Heute, da die Regierung die Stadt leibhaftig betritt, macht sich Ernüchterung breit. Am deutlichsten fällt das Urteil aus, wenn man auf einen Aspekt blickt, der zwar nur ein Teil des Hauptstadtprojekts ist, der die zukünftige Entwicklung aber schon jetzt erhärtet: 1994 wurde entschieden, die Apparate nicht in Neu-, sondern mehrheitlich in Altbauten unterzubringen. Was zu Recht dem Sparzwang Rechnung trug, war städtebaulich kein großer Impuls.
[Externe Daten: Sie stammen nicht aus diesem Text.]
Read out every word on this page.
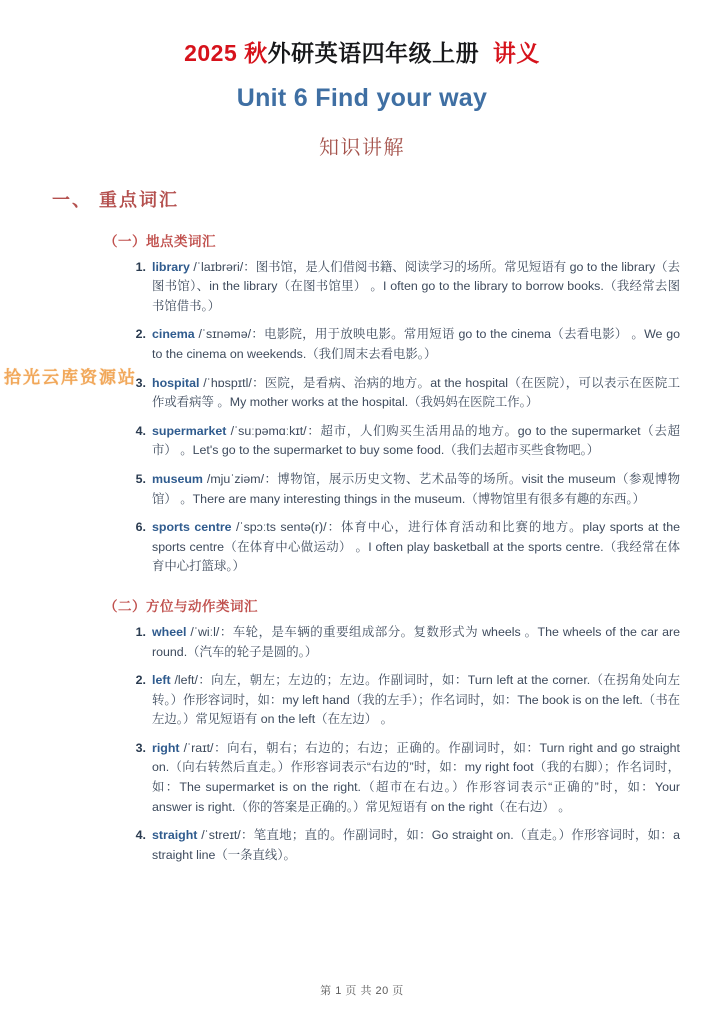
2025 秋外研英语四年级上册 讲义
Unit 6 Find your way
知识讲解
一、 重点词汇
（一）地点类词汇
library /ˈlaɪbrəri/：图书馆，是人们借阅书籍、阅读学习的场所。常见短语有 go to the library（去图书馆）、in the library（在图书馆里） 。I often go to the library to borrow books.（我经常去图书馆借书。）
cinema /ˈsɪnəmə/：电影院，用于放映电影。常用短语 go to the cinema（去看电影） 。We go to the cinema on weekends.（我们周末去看电影。）
hospital /ˈhɒspɪtl/：医院，是看病、治病的地方。at the hospital（在医院），可以表示在医院工作或看病等 。My mother works at the hospital.（我妈妈在医院工作。）
supermarket /ˈsuːpəmɑːkɪt/：超市，人们购买生活用品的地方。go to the supermarket（去超市） 。Let's go to the supermarket to buy some food.（我们去超市买些食物吧。）
museum /mjuˈziəm/：博物馆，展示历史文物、艺术品等的场所。visit the museum（参观博物馆） 。There are many interesting things in the museum.（博物馆里有很多有趣的东西。）
sports centre /ˈspɔːts sentə(r)/：体育中心，进行体育活动和比赛的地方。play sports at the sports centre（在体育中心做运动） 。I often play basketball at the sports centre.（我经常在体育中心打篮球。）
（二）方位与动作类词汇
wheel /ˈwiːl/：车轮，是车辆的重要组成部分。复数形式为 wheels 。The wheels of the car are round.（汽车的轮子是圆的。）
left /left/：向左，朝左；左边的；左边。作副词时，如：Turn left at the corner.（在拐角处向左转。）作形容词时，如：my left hand（我的左手）；作名词时，如：The book is on the left.（书在左边。）常见短语有 on the left（在左边） 。
right /ˈraɪt/：向右，朝右；右边的；右边；正确的。作副词时，如：Turn right and go straight on.（向右转然后直走。）作形容词表示“右边的”时，如：my right foot（我的右脚）；作名词时，如：The supermarket is on the right.（超市在右边。）作形容词表示“正确的”时，如：Your answer is right.（你的答案是正确的。）常见短语有 on the right（在右边） 。
straight /ˈstreɪt/：笔直地；直的。作副词时，如：Go straight on.（直走。）作形容词时，如：a straight line（一条直线）。
拾光云库资源站
第 1 页 共 20 页
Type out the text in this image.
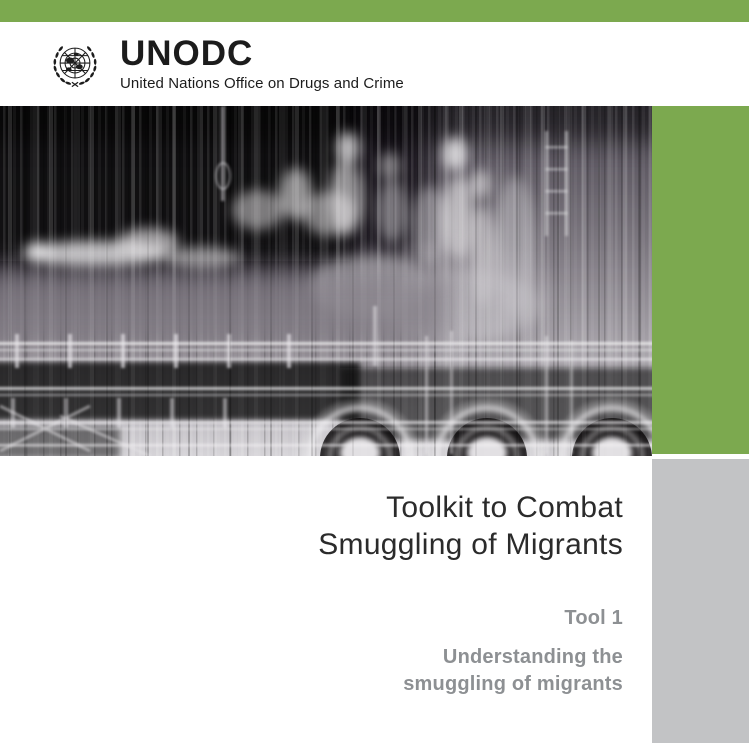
UNODC
United Nations Office on Drugs and Crime
Toolkit to Combat
Smuggling of Migrants
Tool 1
Understanding the
smuggling of migrants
Selbst der gewichtigste Brocken, die Regierungsspange im Spreebogen, enttäuscht, wenn man sie an der Urbanität mißt, die das Alsenviertel an jener Stelle einst entfaltete, oder sich vorstellt, diese Anstrengungen wären auf der Spreeinsel unternommen worden.

Die Resignation geht freilich weiter: Sämtliche Prognosen, die nach der Hauptstadt-Entscheidung Berlin einen Wachstumsschub vorhersagten, haben sich als falsch erwiesen. Die Stadt stagniert, nicht nur hinsichtlich ihrer Bevölkerungszahl. Und ein Beamtenmoloch Bonner Prägung wird Berlin durch gut 11.000 Bundesbedienstete sicher nicht.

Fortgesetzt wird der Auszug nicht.